Bild: Supergefährlich oder einfach gerne mal an der Luft: Jugendliche im Park
Hamburg taz | Waren es nun ein, zwei oder drei Faustschläge? Ende Juni
schlug ein Polizist einen 15-Jährigen im Hamburger Stadtpark mit der Faust
ins Gesicht, während dieser am Boden lag. Ein [1][kurzes Video],
aufgenommen von seinen Freund*innen, ging danach in den sozialen Netzwerken
viral. Die Polizei gab im Anschluss einen Faustschlag zu. Aber im Gespräch
mit der taz erzählt Philip Breidenbach (Name aus Jugendschutzgründen
geändert) von mehr Gewalt.
Auch andere Angaben scheinen nicht zu stimmen: Breidenbach ist 15 und
nicht, wie bisher überall zu lesen, 16 Jahre alt. Und seinen Schilderungen
zufolge haben seine Freund*innen nicht gegen geltende Coronaregeln
verstoßen, sondern lediglich laut Musik gehört.
Der 26. Juni in Hamburg, etwa 19 Uhr: Im Stadtpark kommt es in diesen Tagen
immer wieder zu Konflikten zwischen Polizeibeamt*innen und Gruppen
von Jugendlichen. Auch Philip Breidenbach und seine, wie er angibt,
neunköpfige Freund*innengruppe sitzen auf dem abschüssigen Gelände des
Parks, unten am Rand des Stadtparksees. Die Polizei spricht von 12 bis 14
Jugendlichen.
Nach kurzer Zeit seien sechs Polizist*innen auf ihre Gruppe zugekommen,
erzählt Breidenbach weiter: „Sie haben uns angewiesen, die Musik
auszumachen. Dem sind wir nachgekommen. Dann haben sie einen Platzverweis
ausgesprochen.“
Anschließend habe er gefragt, warum es den Platzverweis gab. Seine
Freund*innen hätten ihn von den Beamt*innen weggeführt, er habe dann
einen seiner Freunde beleidigt: „Dann meinte ich, er soll die Fresse
halten, er ist eh nur Müll“, erzählt der 15-Jährige. „Eine Polizistin hat
das dann angeblich so verstanden, als hätte ich sie beleidigt.
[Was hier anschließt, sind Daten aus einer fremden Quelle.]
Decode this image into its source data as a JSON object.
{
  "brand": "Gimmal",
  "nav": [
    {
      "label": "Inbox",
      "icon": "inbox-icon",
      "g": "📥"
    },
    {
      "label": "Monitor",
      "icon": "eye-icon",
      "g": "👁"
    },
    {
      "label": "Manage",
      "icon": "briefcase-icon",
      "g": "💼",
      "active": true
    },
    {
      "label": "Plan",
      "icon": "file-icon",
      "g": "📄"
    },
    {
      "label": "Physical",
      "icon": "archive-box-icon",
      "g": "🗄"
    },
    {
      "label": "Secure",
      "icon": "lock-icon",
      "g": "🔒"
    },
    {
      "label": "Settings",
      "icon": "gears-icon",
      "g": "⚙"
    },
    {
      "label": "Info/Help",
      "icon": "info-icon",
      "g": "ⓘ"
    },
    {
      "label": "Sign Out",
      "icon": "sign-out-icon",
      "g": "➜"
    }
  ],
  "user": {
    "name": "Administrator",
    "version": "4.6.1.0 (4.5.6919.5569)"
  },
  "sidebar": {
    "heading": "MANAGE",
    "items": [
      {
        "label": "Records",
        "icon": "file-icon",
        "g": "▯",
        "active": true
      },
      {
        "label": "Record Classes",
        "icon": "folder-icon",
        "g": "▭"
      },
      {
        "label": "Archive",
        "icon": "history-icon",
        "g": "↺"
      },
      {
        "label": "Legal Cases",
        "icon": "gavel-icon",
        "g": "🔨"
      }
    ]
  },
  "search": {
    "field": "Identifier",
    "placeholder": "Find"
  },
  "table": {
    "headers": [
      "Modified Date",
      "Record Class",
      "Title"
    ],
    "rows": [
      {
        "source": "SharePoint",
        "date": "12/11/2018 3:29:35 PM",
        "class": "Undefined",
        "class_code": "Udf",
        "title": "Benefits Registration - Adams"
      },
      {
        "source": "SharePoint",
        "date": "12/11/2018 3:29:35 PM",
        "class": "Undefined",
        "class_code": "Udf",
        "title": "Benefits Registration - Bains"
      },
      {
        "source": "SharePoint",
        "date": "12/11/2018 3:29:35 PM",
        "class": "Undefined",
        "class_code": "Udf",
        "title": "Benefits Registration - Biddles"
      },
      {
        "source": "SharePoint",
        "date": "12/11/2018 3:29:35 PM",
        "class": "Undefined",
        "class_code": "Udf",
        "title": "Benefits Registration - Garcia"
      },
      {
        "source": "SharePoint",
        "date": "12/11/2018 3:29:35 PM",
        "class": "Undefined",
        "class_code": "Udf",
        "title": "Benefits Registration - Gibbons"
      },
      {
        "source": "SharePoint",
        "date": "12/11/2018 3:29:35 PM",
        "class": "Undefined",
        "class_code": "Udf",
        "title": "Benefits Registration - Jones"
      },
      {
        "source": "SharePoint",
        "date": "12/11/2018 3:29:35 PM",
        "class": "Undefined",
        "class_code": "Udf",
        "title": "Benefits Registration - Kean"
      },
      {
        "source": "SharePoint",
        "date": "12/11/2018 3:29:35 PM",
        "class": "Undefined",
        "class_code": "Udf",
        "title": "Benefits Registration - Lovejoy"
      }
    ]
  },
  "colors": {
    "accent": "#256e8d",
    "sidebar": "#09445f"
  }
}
Ich erklärte
ihr aber, dass ich das nicht zu ihr gesagt habe.“
## Polizei eskaliert den Streit
Dann sei Folgendes passiert: Eine Diskussion entbrannte sich an dem
Polizeiwagen, der auch im Video zu sehen ist. Es gab gegenseitige
Beleidigungen, einen Faustschlag im Stehen, einen, als Breidenbach schon
auf dem Boden lag, einen dritten, als ihm über der Motorhaube des Autos
Handschellen angelegt werden sollten. Beim Erzählen schlägt Breidenbach mit
der Faust dreimal in die Handfläche.
Anwesende Polizist*innen hätten ihrem Kollegen sogar gesagt, er solle
es mal langsam angehen lassen. Auf dem Video festgehalten ist der zweite
Schlag, von dem Breidenbach berichtet. Der Polizeibeamte kniet über dem
Jugendlichen und haut ihm ins Gesicht. In einer längeren Version ist auch
der von ihm berichtete dritte Schlag zu erahnen. Im Tumult vor der
Motorhaube holt der Polizist mit der geschlossenen Faust aus und stößt sie
in Richtung des Jungen. Breidenbach selbst ist zwischen den Beamten nicht
zu erkennen.
Die Angaben der Polizei widersprechen seiner Erzählung. [2][Gegenüber dem
NDR] sagte die Polizei Hamburg, die Gruppe habe sich nicht an die
Coronaregeln gehalten. Auf taz-Anfrage möchte sich Polizeisprecher Florian
Abbenseth allerdings nicht näher dazu äußern, gegen welche Regeln die
Jugendlichen genau verstoßen haben sollen – wegen der laufenden internen
Ermittlungen gegen den Polizeibeamten.
Und die Schläge? Einen Faustschlag gab die Polizei zu, nachdem das Video
veröffentlicht worden war – und erklärte [3][gegenüber der taz],
Breidenbach sei zunächst durch eine „kontrollierte Eingriffstechnik zu
Boden gebracht“ worden. Der Schlag auf der Erde sei durch den Widerstand
des Jugendlichen gerechtfertigt gewesen.
Der Vorfall im Stadtpark hat Konsequenzen. Noch auf dem Revier, auf das
sein Sohn im Anschluss an die Faustschläge und die Auseinandersetzung
gebracht wurde, erstattete Philip Breidenbachs Vater Anzeige. Zu dem
Zeitpunkt hatte er das Video bereits gesehen, das sich über die
Instagram-Profile der Freund*innen ausbreitete, geteilt wurde, einen
kleinen Skandal auslöste.
## Vater spricht von Polizeigewalt
„Das ist für mich Polizeigewalt“, sagt der Vater, „Da fehlt für mich das
Augenmaß. Wir reden hier immer noch davon, dass die Jungs Musik gehört
haben. Die haben nicht randaliert, die haben nicht gesoffen oder sonst was.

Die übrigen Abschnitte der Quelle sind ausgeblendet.